There is a long establish debate on  lwn.net/Articles/327994,lwn.net/Articles/328363/ on whether to use data=writeback mode as default mount option for ext4 filesystem. Even upstream kernel uses writeback as default, RHEL6.4 do not, code snippet that control default journal options are as follow:

switch (test_opt(sb, DATA_FLAGS)) {
    case 0:
        /* No mode set, assume a default based on the journal
         * capabilities: ORDERED_DATA if the journal can
         * cope, else JOURNAL_DATA
         */
        if (jbd2_journal_check_available_features
            (sbi->s_journal, 0, 0, JBD2_FEATURE_INCOMPAT_REVOKE))
            set_opt(sb, ORDERED_DATA);
        else
            set_opt(sb, JOURNAL_DATA);
        break;

So, what's the point of using ORDERED as default, RHEL is targeting high end enterprise system, so data consistency is critical. When we look into the write_end function in ext4 source code, we found that:

  if(ext4_test_inode_state(inode, EXT4_STATE_ORDERED_MODE)) {
        ret = ext4_jbd2_file_inode(handle, inode);
        if (ret) {
            unlock_page(page);
            page_cache_release(page);
            goto errout;
        }
    } 


If ORDERED_MODE is set, every time we make a write(2) call we will send an inode attribute change request to jbd2(journaling block device) layer and will file the transaction at the middle of the disk(please check get_midpoint_journal_block in mke2fs), in any case, this will cause disk seek operation and increase IO latency.

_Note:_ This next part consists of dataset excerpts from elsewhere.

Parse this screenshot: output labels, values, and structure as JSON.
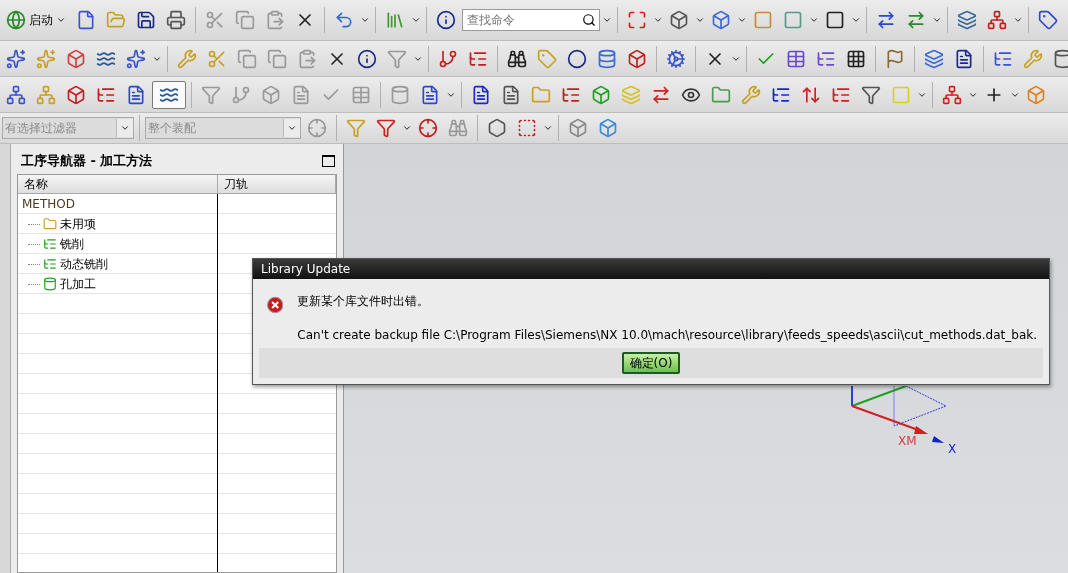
{
  "toolbar": {
    "start_label": "启动",
    "search": {
      "placeholder": "查找命令"
    }
  },
  "selection_bar": {
    "filter": "有选择过滤器",
    "scope": "整个装配"
  },
  "navigator": {
    "title": "工序导航器 - 加工方法",
    "columns": [
      "名称",
      "刀轨"
    ],
    "root": {
      "name": "METHOD",
      "children": [
        {
          "name": "未用项",
          "kind": "unused"
        },
        {
          "name": "铣削",
          "kind": "mill"
        },
        {
          "name": "动态铣削",
          "kind": "mill"
        },
        {
          "name": "孔加工",
          "kind": "drill"
        }
      ]
    }
  },
  "dialog": {
    "title": "Library Update",
    "message": "更新某个库文件时出错。",
    "detail": "Can't create backup file C:\\Program Files\\Siemens\\NX 10.0\\mach\\resource\\library\\feeds_speeds\\ascii\\cut_methods.dat_bak.",
    "button": "确定(O)"
  },
  "viewport": {
    "axis_labels": [
      "XM",
      "X"
    ]
  }
}
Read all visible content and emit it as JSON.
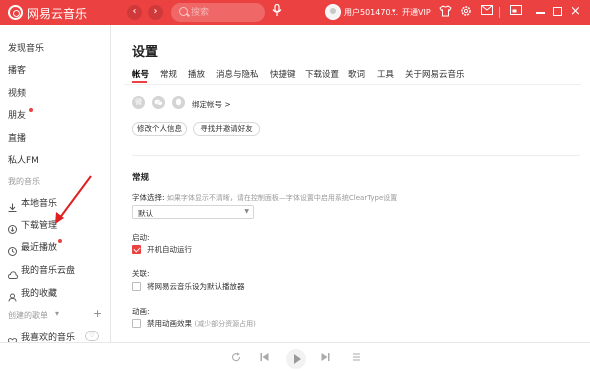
{
  "header": {
    "app_title": "网易云音乐",
    "back_glyph": "‹",
    "forward_glyph": "›",
    "search_placeholder": "搜索",
    "username": "用户501470...",
    "vip_label": "开通VIP",
    "icons": [
      "microphone-icon",
      "tshirt-icon",
      "gear-icon",
      "mail-icon",
      "miniplayer-icon",
      "minimize-icon",
      "maximize-icon",
      "close-icon"
    ],
    "accent": "#ec4141"
  },
  "sidebar": {
    "items": [
      {
        "label": "发现音乐"
      },
      {
        "label": "播客"
      },
      {
        "label": "视频"
      },
      {
        "label": "朋友"
      },
      {
        "label": "直播"
      },
      {
        "label": "私人FM"
      }
    ],
    "my_music_title": "我的音乐",
    "my_music": [
      {
        "label": "本地音乐",
        "icon": "download-icon"
      },
      {
        "label": "下载管理",
        "icon": "download-manage-icon"
      },
      {
        "label": "最近播放",
        "icon": "clock-icon"
      },
      {
        "label": "我的音乐云盘",
        "icon": "cloud-icon"
      },
      {
        "label": "我的收藏",
        "icon": "collection-icon"
      }
    ],
    "created_title": "创建的歌单",
    "liked_playlist": "我喜欢的音乐"
  },
  "main": {
    "title": "设置",
    "tabs": [
      "帐号",
      "常规",
      "播放",
      "消息与隐私",
      "快捷键",
      "下载设置",
      "歌词",
      "工具",
      "关于网易云音乐"
    ],
    "active_tab": "帐号",
    "bind_account_label": "绑定帐号 >",
    "edit_profile_button": "修改个人信息",
    "find_friends_button": "寻找并邀请好友",
    "general_title": "常规",
    "font_label": "字体选择:",
    "font_hint": "如果字体显示不清晰，请在控制面板—字体设置中启用系统ClearType设置",
    "font_value": "默认",
    "startup_label": "启动:",
    "startup_option": "开机自动运行",
    "startup_checked": true,
    "assoc_label": "关联:",
    "assoc_option": "将网易云音乐设为默认播放器",
    "assoc_checked": false,
    "animation_label": "动画:",
    "animation_option": "禁用动画效果",
    "animation_hint": "(减少部分资源占用)",
    "animation_checked": false
  }
}
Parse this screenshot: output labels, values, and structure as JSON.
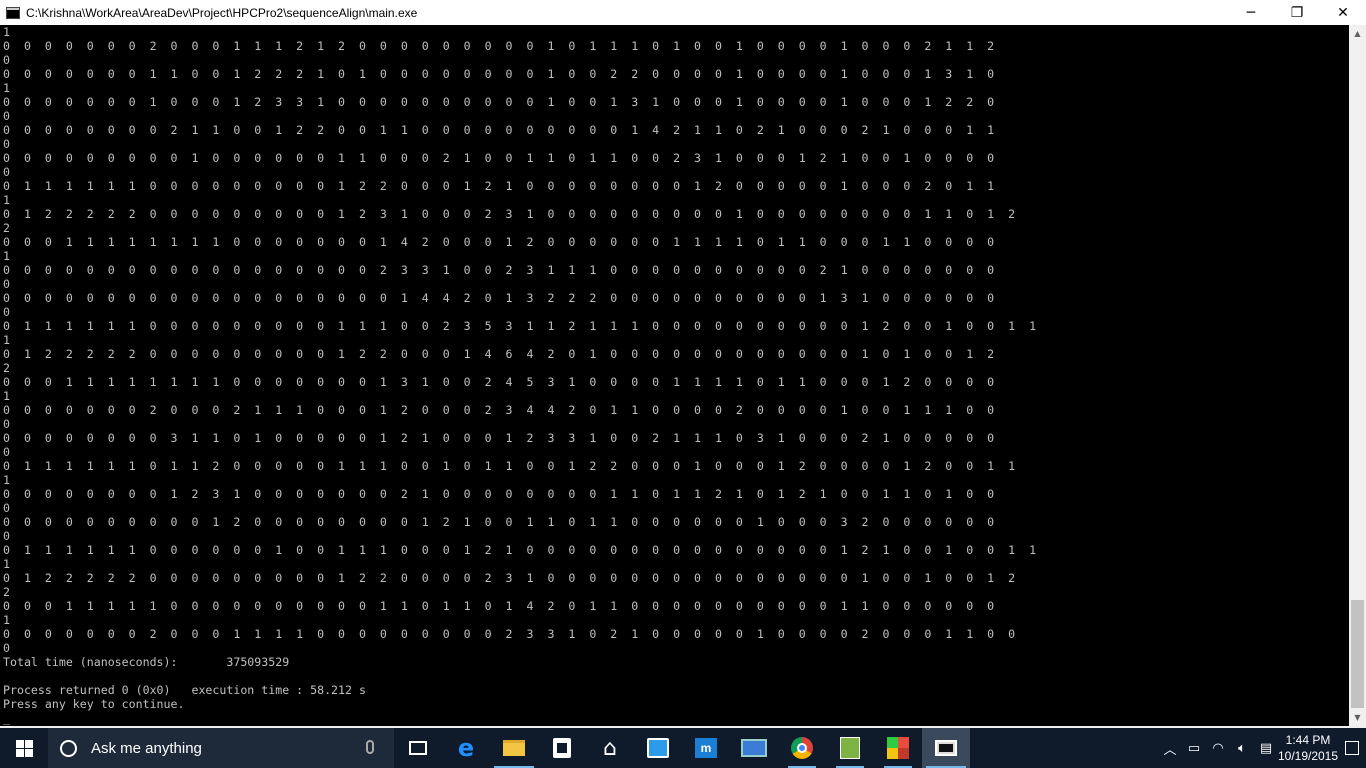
{
  "window": {
    "title": "C:\\Krishna\\WorkArea\\AreaDev\\Project\\HPCPro2\\sequenceAlign\\main.exe",
    "minimize_label": "─",
    "restore_label": "❐",
    "close_label": "✕"
  },
  "console": {
    "lines": [
      "1",
      "0  0  0  0  0  0  0  2  0  0  0  1  1  1  2  1  2  0  0  0  0  0  0  0  0  0  1  0  1  1  1  0  1  0  0  1  0  0  0  0  1  0  0  0  2  1  1  2",
      "0",
      "0  0  0  0  0  0  0  1  1  0  0  1  2  2  2  1  0  1  0  0  0  0  0  0  0  0  1  0  0  2  2  0  0  0  0  1  0  0  0  0  1  0  0  0  1  3  1  0",
      "1",
      "0  0  0  0  0  0  0  1  0  0  0  1  2  3  3  1  0  0  0  0  0  0  0  0  0  0  1  0  0  1  3  1  0  0  0  1  0  0  0  0  1  0  0  0  1  2  2  0",
      "0",
      "0  0  0  0  0  0  0  0  2  1  1  0  0  1  2  2  0  0  1  1  0  0  0  0  0  0  0  0  0  0  1  4  2  1  1  0  2  1  0  0  0  2  1  0  0  0  1  1",
      "0",
      "0  0  0  0  0  0  0  0  0  1  0  0  0  0  0  0  1  1  0  0  0  2  1  0  0  1  1  0  1  1  0  0  2  3  1  0  0  0  1  2  1  0  0  1  0  0  0  0",
      "0",
      "0  1  1  1  1  1  1  0  0  0  0  0  0  0  0  0  1  2  2  0  0  0  1  2  1  0  0  0  0  0  0  0  0  1  2  0  0  0  0  0  1  0  0  0  2  0  1  1",
      "1",
      "0  1  2  2  2  2  2  0  0  0  0  0  0  0  0  0  1  2  3  1  0  0  0  2  3  1  0  0  0  0  0  0  0  0  0  1  0  0  0  0  0  0  0  0  1  1  0  1  2",
      "2",
      "0  0  0  1  1  1  1  1  1  1  1  0  0  0  0  0  0  0  1  4  2  0  0  0  1  2  0  0  0  0  0  0  1  1  1  1  0  1  1  0  0  0  1  1  0  0  0  0",
      "1",
      "0  0  0  0  0  0  0  0  0  0  0  0  0  0  0  0  0  0  2  3  3  1  0  0  2  3  1  1  1  0  0  0  0  0  0  0  0  0  0  2  1  0  0  0  0  0  0  0",
      "0",
      "0  0  0  0  0  0  0  0  0  0  0  0  0  0  0  0  0  0  0  1  4  4  2  0  1  3  2  2  2  0  0  0  0  0  0  0  0  0  0  1  3  1  0  0  0  0  0  0",
      "0",
      "0  1  1  1  1  1  1  0  0  0  0  0  0  0  0  0  1  1  1  0  0  2  3  5  3  1  1  2  1  1  1  0  0  0  0  0  0  0  0  0  0  1  2  0  0  1  0  0  1  1",
      "1",
      "0  1  2  2  2  2  2  0  0  0  0  0  0  0  0  0  1  2  2  0  0  0  1  4  6  4  2  0  1  0  0  0  0  0  0  0  0  0  0  0  0  1  0  1  0  0  1  2",
      "2",
      "0  0  0  1  1  1  1  1  1  1  1  0  0  0  0  0  0  0  1  3  1  0  0  2  4  5  3  1  0  0  0  0  1  1  1  1  0  1  1  0  0  0  1  2  0  0  0  0",
      "1",
      "0  0  0  0  0  0  0  2  0  0  0  2  1  1  1  0  0  0  1  2  0  0  0  2  3  4  4  2  0  1  1  0  0  0  0  2  0  0  0  0  1  0  0  1  1  1  0  0",
      "0",
      "0  0  0  0  0  0  0  0  3  1  1  0  1  0  0  0  0  0  1  2  1  0  0  0  1  2  3  3  1  0  0  2  1  1  1  0  3  1  0  0  0  2  1  0  0  0  0  0",
      "0",
      "0  1  1  1  1  1  1  0  1  1  2  0  0  0  0  0  1  1  1  0  0  1  0  1  1  0  0  1  2  2  0  0  0  1  0  0  0  1  2  0  0  0  0  1  2  0  0  1  1",
      "1",
      "0  0  0  0  0  0  0  0  1  2  3  1  0  0  0  0  0  0  0  2  1  0  0  0  0  0  0  0  0  1  1  0  1  1  2  1  0  1  2  1  0  0  1  1  0  1  0  0",
      "0",
      "0  0  0  0  0  0  0  0  0  0  1  2  0  0  0  0  0  0  0  0  1  2  1  0  0  1  1  0  1  1  0  0  0  0  0  0  1  0  0  0  3  2  0  0  0  0  0  0",
      "0",
      "0  1  1  1  1  1  1  0  0  0  0  0  0  1  0  0  1  1  1  0  0  0  1  2  1  0  0  0  0  0  0  0  0  0  0  0  0  0  0  0  1  2  1  0  0  1  0  0  1  1",
      "1",
      "0  1  2  2  2  2  2  0  0  0  0  0  0  0  0  0  1  2  2  0  0  0  0  2  3  1  0  0  0  0  0  0  0  0  0  0  0  0  0  0  0  1  0  0  1  0  0  1  2",
      "2",
      "0  0  0  1  1  1  1  1  0  0  0  0  0  0  0  0  0  0  1  1  0  1  1  0  1  4  2  0  1  1  0  0  0  0  0  0  0  0  0  0  1  1  0  0  0  0  0  0",
      "1",
      "0  0  0  0  0  0  0  2  0  0  0  1  1  1  1  0  0  0  0  0  0  0  0  0  2  3  3  1  0  2  1  0  0  0  0  0  1  0  0  0  0  2  0  0  0  1  1  0  0",
      "0",
      "Total time (nanoseconds):       375093529",
      "",
      "Process returned 0 (0x0)   execution time : 58.212 s",
      "Press any key to continue.",
      "_"
    ]
  },
  "taskbar": {
    "search_placeholder": "Ask me anything",
    "time": "1:44 PM",
    "date": "10/19/2015",
    "remote_label": "m"
  },
  "colors": {
    "console_bg": "#000000",
    "console_fg": "#c0c0c0",
    "taskbar_bg": "#0f1a2a",
    "accent": "#76b9ed"
  }
}
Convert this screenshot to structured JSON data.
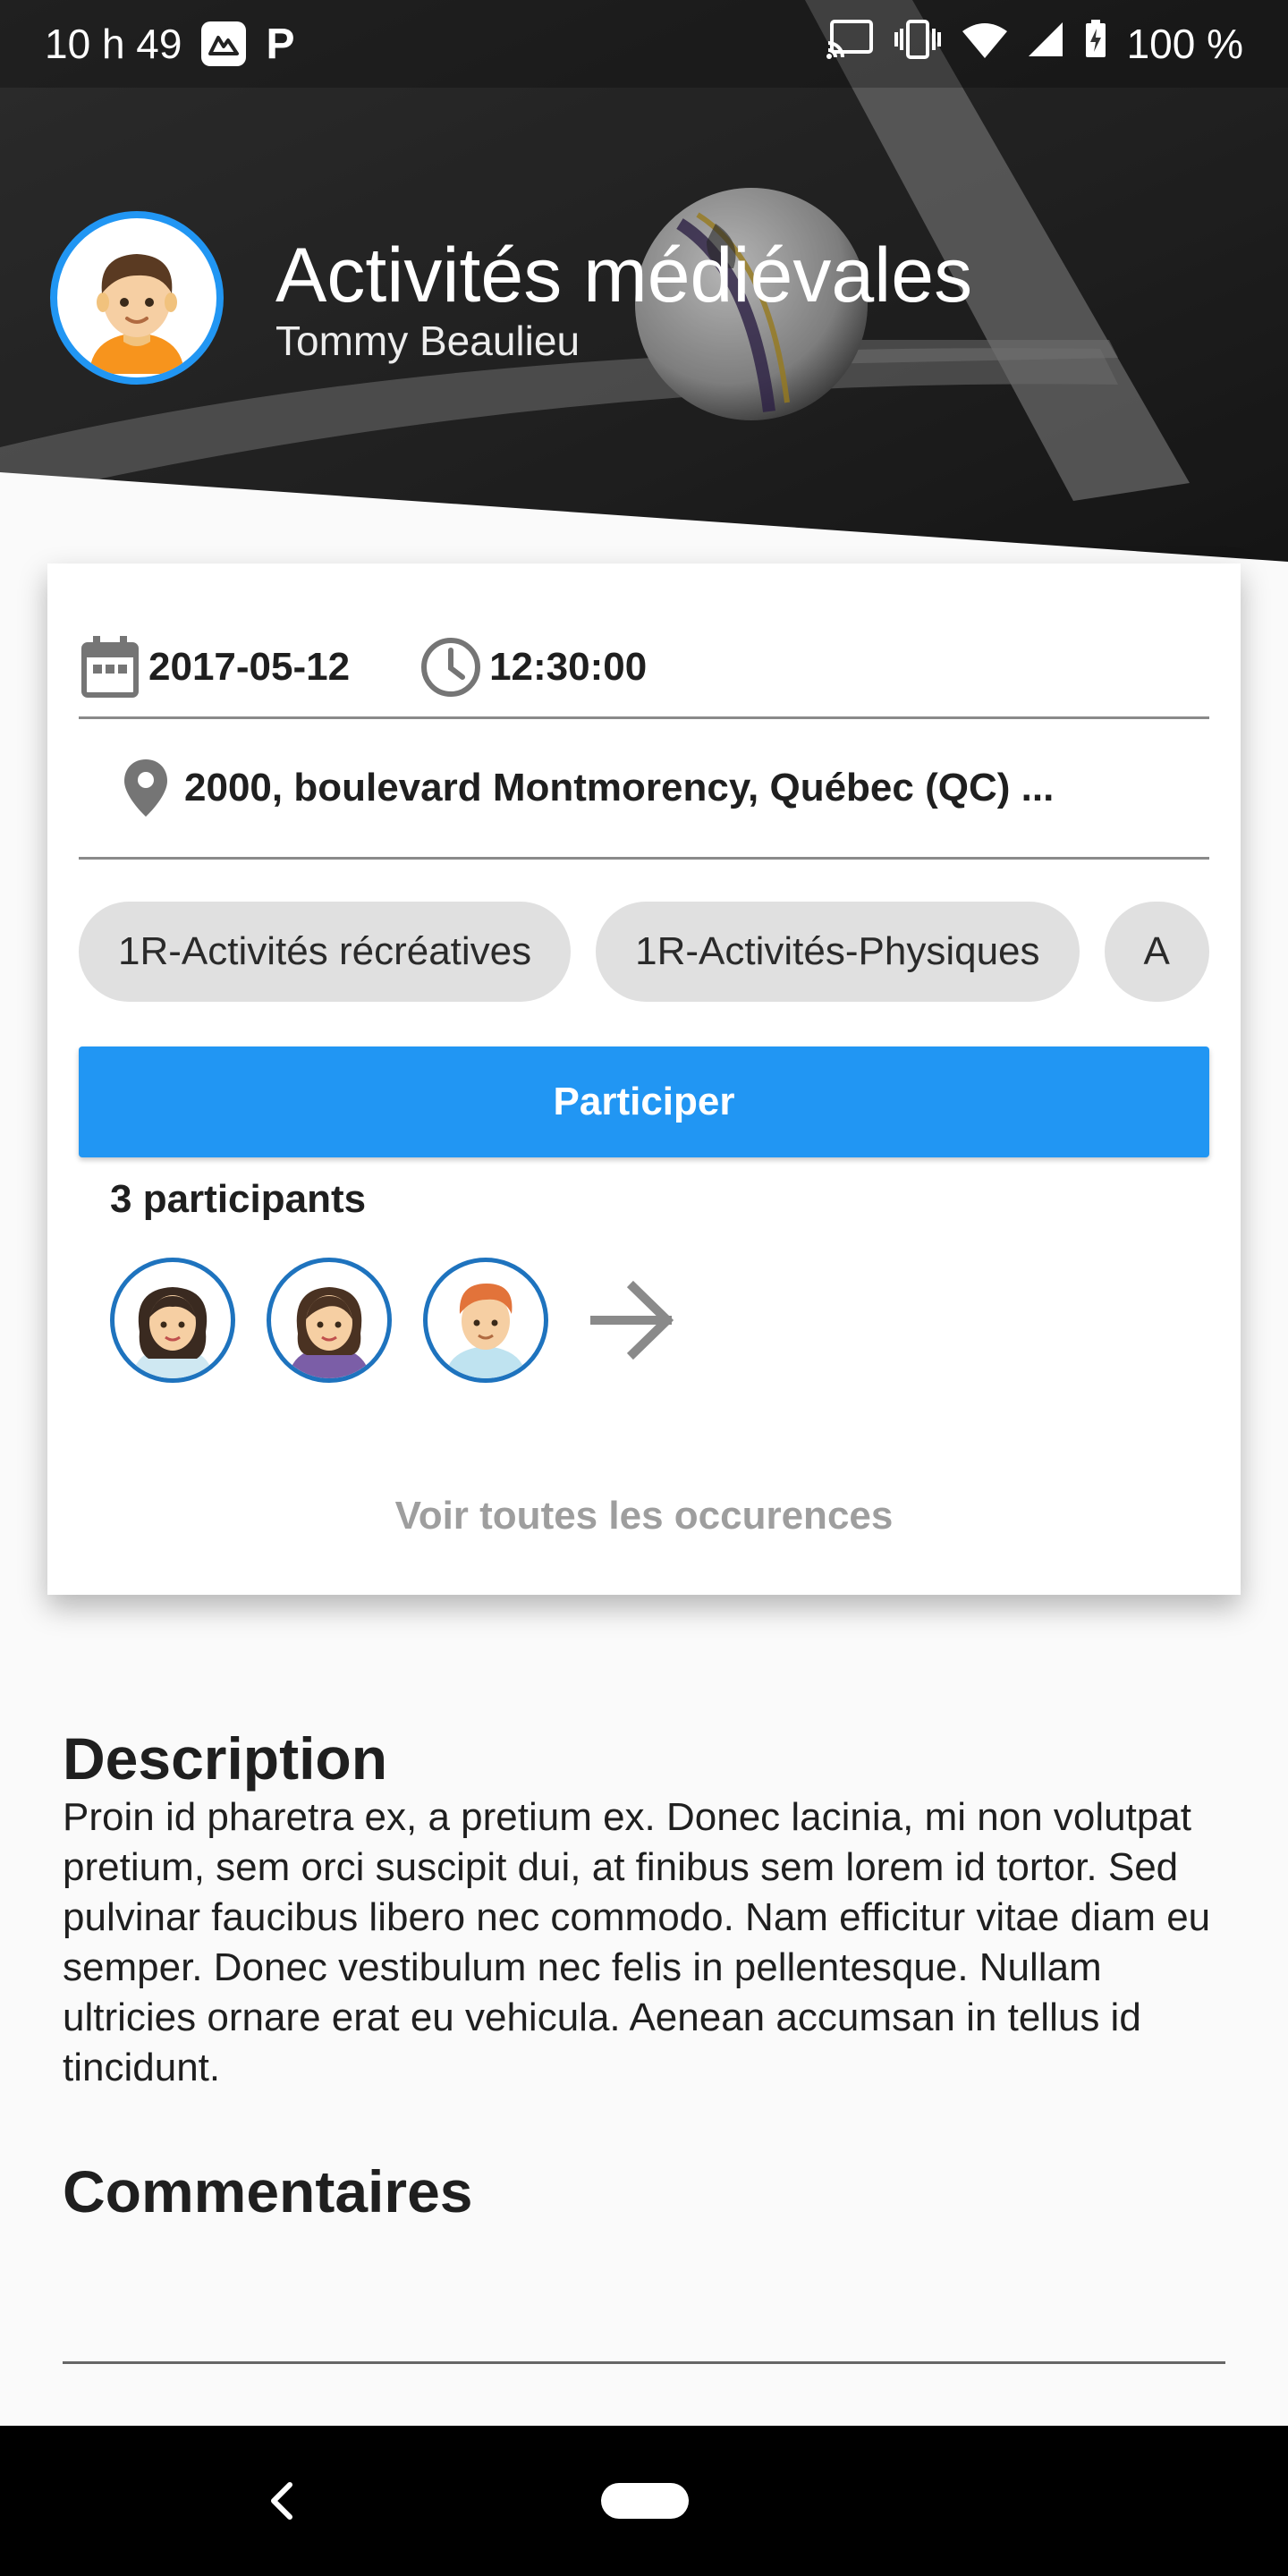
{
  "status_bar": {
    "time": "10 h 49",
    "app_badge": "P",
    "battery": "100 %"
  },
  "header": {
    "title": "Activités médiévales",
    "organizer": "Tommy Beaulieu"
  },
  "details": {
    "date": "2017-05-12",
    "time": "12:30:00",
    "address": "2000, boulevard Montmorency, Québec (QC) ..."
  },
  "tags": [
    "1R-Activités récréatives",
    "1R-Activités-Physiques",
    "A"
  ],
  "participate_label": "Participer",
  "participants": {
    "count_label": "3 participants"
  },
  "see_all_label": "Voir toutes les occurences",
  "description": {
    "title": "Description",
    "text": "Proin id pharetra ex, a pretium ex. Donec lacinia, mi non volutpat pretium, sem orci suscipit dui, at finibus sem lorem id tortor. Sed pulvinar faucibus libero nec commodo. Nam efficitur vitae diam eu semper. Donec vestibulum nec felis in pellentesque. Nullam ultricies ornare erat eu vehicula. Aenean accumsan in tellus id tincidunt."
  },
  "comments": {
    "title": "Commentaires"
  },
  "colors": {
    "accent": "#2196f3",
    "chip_bg": "#e0e0e0",
    "page_bg": "#fafafa"
  },
  "icons": [
    "calendar-icon",
    "clock-icon",
    "location-pin-icon",
    "arrow-right-icon",
    "cast-icon",
    "vibrate-icon",
    "wifi-icon",
    "signal-icon",
    "battery-icon",
    "back-icon"
  ]
}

In our R720 server, we use battery backed raid card with 1G write cache, this means when we met power faliure, we can have another 40 minutes for our IO subsystem to survive, and flush the writecache. The implication of this hardware spec for ext4 and jbd is that we can enable async_commit and disable barrier to reduce the SYNC command sent to SCSI device. And reduce unecessary seeking at all.